Ignacy Jan Paderewski
- Born:
- Nov. 6, 1860, Kuryłówka, Podolia province in Russian Poland
Ignacy Jan Paderewski (born Nov. 6, 1860, Kuryłówka, Podolia province in Russian Poland—died June 29, 1941, New York, N.Y., U.S.) was a Polish pianist, composer, and statesman, who was prime minister of Poland in 1919.
Paderewski was the son of a steward of a Polish landowner. He studied music from 1872 at the Warsaw Conservatory and from 1878 taught piano there, and in 1880 he married one of his pupils, Antonina Korsak, who died in childbirth the following year. Encouraged and financed by the actress Helena Modrzejewska (Modjeska), he studied in Vienna from 1884 to 1887 under Theodor Leschetizky, who did much to improve a limited technique. During this period he also taught at the Strasbourg Conservatory. Between 1887 and 1891 he made his first public appearances as a pianist, in Vienna, Paris, London, and New York City. His success with the public was overwhelming; his personality on the concert platform, like that of Liszt, his predecessor among piano virtuosos, generated a mystical devotion. Among his colleagues, however, he was more envied than respected. Chopin (whose works he edited), Bach, Beethoven, and Schumann were the chief composers of his repertory. In 1898 he settled at Riond Bosson near Morges in Switzerland, and the following year he married Helena Gorska, Baroness von Rosen.
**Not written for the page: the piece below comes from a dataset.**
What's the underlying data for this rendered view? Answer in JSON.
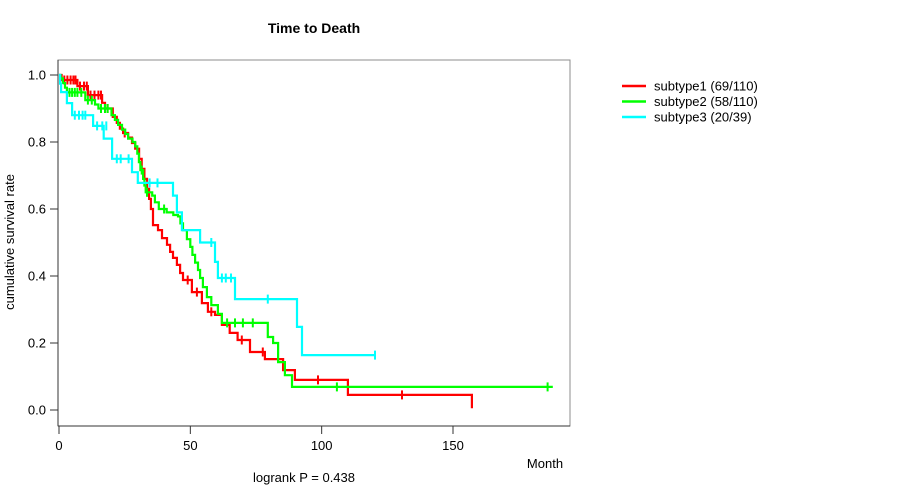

In 1901 his opera Manru, dealing with life in the Tatra Mountains, was given at Dresden. In 1909 his Symphony in B Minor was given at Boston, and in that same year he became director of the Warsaw Conservatory.
Throughout his life Paderewski was a staunch patriot. In 1910 he presented to the city of Kraków a monument commemorating the 500th anniversary of the victory of the Poles over the Teutonic Order. During World War I he became a member of the Polish National Committee and was appointed its representative to the United States, where he urged Pres. Woodrow Wilson to support the cause of Polish independence. Wilson included Poland’s cause as the 13th of his Fourteen Points of Jan. 8, 1918.
After the war the provisional head of state, Józef Piłsudski, asked Paderewski to form in Warsaw a government of experts free from party tendencies. This was formed on Jan. 17, 1919. Paderewski reserved the portfolio of foreign affairs for himself, but his premiership was not a success. As a virtuoso, Paderewski was accustomed to flattery, and he resented sharp criticism. On Nov. 27, 1919, he resigned the premiership and returned to Riond Bosson; his ambitions to become the president of the revived Poland had been shattered. He never revisited the country. In 1921 he resumed his musical career, giving concerts in Europe and the United States, mainly for war victims.
At the beginning of World War II, in October 1939, a Polish government-in-exile, formed in Paris with Gen. Władysław Sikorski as prime minister, offered Paderewski the chairmanship of the Polish National Council. After the French capitulation in 1940, he went to the United States. He died soon after and was buried in Arlington National Cemetery.